Where Are Your Parenting Strengths and Weaknesses?

What are your personal strengths and weaknesses as a parent? Have you ever taken the time to assess yourself? We all bring certain qualities to any situation we face. Sometimes those qualities are beneficial and work well with the situation, and sometimes those qualities work against the situation. Sometimes a quality that is normally beneficial can turn into one that works against a situation when you have children. Take punctuality, for instance. If you like to be on time as much as possible, you may begin to have problems when you have children because, through no fault of their own, children can make you late. For example, babies spit up, normally after you're ready for work and walking out the door. This can cause you stress if you like to be on time, making punctuality a strength that works against you in that situation by causing you additional stress and worry.

Take a look at these personal strengths and weaknesses and assess where you are on a scale of one to ten, with one meaning that you do not have the trait at all and ten meaning that you have the trait to the point of excess. Think of situations in which your strengths may have been weaknesses when it came to raising your child.

Active Flexible Astute Honest Broad-minded Intuitive Compatible Logical Conscientious Loyal Consistent Methodical Courteous Persistent Dependable Productive Determined Proficient Diligent Resourceful Disciplined Self-reliant Effective Sincere Energetic Straightforward Enthusiastic Talented Fair Thoughtful

Honestly assessing which areas are your strengths will help give you insight into how you handle situations with your child. If you are competitive, you may have a hard time losing at checkers to your eight-year-old. Or if you are a disciplined person, you may have a hard time with the hectic schedule of a preteen. No matter what assets you have, your children will make you look at them in a different light.

Your children will also magnify your weaknesses exponentially. Murphy's Law never fails here. If you are a clutter bug, prepare not to be able to find your living room. If you have a quick temper, it will soon be able to be set off in two seconds flat, on the hour, every hour. Another funny thing you will find about your weaknesses is that many times they will also be your child's weaknesses. They will be the things that bother you most about what your child does. The reason it bothers you so much is that you see yourself mirrored in your child. Since, as a parent, you don't want your child to mimic your faults, these will be the things that bother you most.

ALERT!

Don't let other people determine what your traits are or what they aren't. When someone labels you with a trait, you may begin to act that way because of the label he or she has given you. Don't give others this much power over how you act.

Never feel boxed in by assessing your traits or typing yourself. If you are doing an honest personal assessment, your type merely identifies your preferred way of dealing with the external world. It should give you confidence in your strengths and throw up red flags to help you deal with your weaknesses. It's your free will to use your strengths and work on your weaknesses. That is part of what makes you an individual.

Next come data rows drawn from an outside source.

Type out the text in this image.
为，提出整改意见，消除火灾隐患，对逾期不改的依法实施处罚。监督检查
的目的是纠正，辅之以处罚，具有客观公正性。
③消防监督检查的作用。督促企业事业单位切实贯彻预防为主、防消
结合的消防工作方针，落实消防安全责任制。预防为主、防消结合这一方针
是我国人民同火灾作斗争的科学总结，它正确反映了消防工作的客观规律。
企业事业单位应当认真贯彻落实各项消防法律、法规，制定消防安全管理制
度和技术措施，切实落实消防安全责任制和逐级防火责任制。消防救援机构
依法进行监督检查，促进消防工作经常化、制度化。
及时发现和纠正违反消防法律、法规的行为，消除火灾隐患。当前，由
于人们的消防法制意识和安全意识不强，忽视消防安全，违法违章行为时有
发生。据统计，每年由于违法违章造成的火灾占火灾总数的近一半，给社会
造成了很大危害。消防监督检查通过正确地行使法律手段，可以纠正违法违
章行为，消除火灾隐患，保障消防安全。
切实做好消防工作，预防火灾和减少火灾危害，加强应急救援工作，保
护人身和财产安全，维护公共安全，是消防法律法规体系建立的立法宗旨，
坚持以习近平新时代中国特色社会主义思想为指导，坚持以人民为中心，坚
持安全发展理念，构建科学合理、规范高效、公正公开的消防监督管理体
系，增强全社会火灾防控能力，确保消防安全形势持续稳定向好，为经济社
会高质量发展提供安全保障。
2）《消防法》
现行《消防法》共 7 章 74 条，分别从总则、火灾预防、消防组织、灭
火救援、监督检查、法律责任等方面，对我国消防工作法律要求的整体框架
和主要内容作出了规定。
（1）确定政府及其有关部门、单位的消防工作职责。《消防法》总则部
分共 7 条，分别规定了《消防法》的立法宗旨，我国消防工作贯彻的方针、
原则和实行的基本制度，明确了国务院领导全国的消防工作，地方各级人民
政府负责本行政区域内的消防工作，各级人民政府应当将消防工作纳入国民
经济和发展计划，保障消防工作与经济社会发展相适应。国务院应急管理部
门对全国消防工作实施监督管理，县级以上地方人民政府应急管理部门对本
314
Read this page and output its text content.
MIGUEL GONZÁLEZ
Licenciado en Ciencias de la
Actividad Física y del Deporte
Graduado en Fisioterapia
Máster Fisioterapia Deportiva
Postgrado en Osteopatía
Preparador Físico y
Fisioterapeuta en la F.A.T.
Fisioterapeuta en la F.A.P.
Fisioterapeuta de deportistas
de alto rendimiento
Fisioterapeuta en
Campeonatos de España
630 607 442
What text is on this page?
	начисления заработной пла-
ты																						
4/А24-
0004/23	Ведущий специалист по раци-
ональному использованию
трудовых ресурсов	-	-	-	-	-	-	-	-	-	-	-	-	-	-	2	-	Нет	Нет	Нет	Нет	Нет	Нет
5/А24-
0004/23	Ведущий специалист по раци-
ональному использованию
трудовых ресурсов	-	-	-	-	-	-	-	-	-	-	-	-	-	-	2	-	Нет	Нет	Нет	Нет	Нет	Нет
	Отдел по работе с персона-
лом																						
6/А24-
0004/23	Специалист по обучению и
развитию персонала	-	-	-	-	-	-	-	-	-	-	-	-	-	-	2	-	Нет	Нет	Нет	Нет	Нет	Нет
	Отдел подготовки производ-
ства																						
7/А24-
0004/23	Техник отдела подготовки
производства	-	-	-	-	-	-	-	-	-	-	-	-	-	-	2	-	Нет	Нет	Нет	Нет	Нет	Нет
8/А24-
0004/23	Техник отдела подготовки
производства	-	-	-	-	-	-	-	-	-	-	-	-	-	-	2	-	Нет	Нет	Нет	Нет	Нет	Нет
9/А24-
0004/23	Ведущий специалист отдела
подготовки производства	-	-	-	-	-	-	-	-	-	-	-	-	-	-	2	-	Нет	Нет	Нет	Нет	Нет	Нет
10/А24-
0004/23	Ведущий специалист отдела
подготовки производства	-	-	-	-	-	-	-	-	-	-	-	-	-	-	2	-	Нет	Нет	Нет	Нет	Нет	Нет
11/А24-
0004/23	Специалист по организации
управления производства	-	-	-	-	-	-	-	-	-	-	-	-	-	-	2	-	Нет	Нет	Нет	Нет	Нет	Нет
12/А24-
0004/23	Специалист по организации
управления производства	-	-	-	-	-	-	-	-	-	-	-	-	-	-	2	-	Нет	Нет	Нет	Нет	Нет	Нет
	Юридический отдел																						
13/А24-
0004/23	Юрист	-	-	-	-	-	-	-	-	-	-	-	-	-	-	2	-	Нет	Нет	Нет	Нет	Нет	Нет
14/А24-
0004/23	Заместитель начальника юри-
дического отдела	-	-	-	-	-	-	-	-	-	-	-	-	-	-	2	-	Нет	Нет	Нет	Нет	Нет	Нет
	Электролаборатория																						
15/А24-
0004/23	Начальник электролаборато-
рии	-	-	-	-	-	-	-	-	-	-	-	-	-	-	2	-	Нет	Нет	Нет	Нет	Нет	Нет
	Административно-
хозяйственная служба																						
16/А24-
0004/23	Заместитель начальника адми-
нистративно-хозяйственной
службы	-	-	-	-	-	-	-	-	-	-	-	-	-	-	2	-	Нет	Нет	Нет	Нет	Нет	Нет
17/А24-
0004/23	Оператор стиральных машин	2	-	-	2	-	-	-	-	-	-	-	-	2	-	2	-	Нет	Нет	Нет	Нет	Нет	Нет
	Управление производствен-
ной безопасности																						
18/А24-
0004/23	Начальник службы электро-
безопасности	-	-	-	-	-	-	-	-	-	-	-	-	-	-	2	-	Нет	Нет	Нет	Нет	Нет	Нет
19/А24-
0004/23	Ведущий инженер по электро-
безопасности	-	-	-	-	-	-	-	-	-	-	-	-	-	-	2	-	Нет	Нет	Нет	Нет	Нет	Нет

Building Your Family's Strengths

Your family is a combination of all the individuals who define it. It has a life of its own. It is a tangible entity that has its own strengths and weaknesses. There are things in life that affect the entire family as a whole. Lack of time together, lack of money, and personal trauma can cause tension and weaken family bonds.

Strong families have common qualities that promote their strengths. First, they are committed to each other. They give each other support and encouragement through the bad times, and they share in the joy and excitement of the good times. Second, they openly show caring and appreciation for each other. They notice when one member of the family achieves something or needs support. Third, they communicate with each other. When there is a problem or tension among family members, they know how to communicate the problem without hurting anyone's self-esteem. Fourth, they have strong ties with their community. They are involved in community organizations, churches, and schools. They use these ties to strengthen their inner bonds with each other. Fifth, they aren't afraid to seek outside help. If there is a problem they can't handle, they will turn to where they can find the answer.

Strong families are successful families. There is a give-and-take between the individual and the family that strengthens each other. When the individual needs help, the family is there for him. When the family needs help, the individuals support it and strengthen it.

Dos and Don'ts of Strengths and Weaknesses

Here is a quick list of what to remember when you are using your strengths and working out your weaknesses.

  • Do give yourself opportunities to encourage your abilities.

  • Don't allow one of your abilities to overshadow your other abilities.

  • Do develop habits that will strengthen your weaknesses.

  • Don't attack yourself because of your weaknesses—everyone has them.

  • Do accept criticism graciously.

  • Don't give criticism freely.

  • Do step out of your comfort zone in order to gain some personal growth.

  • Don't overcompensate for your weaknesses—find some level ground.

  • Do be aware of others and their priorities.

  • Don't dismiss other people because you don't agree with their principles.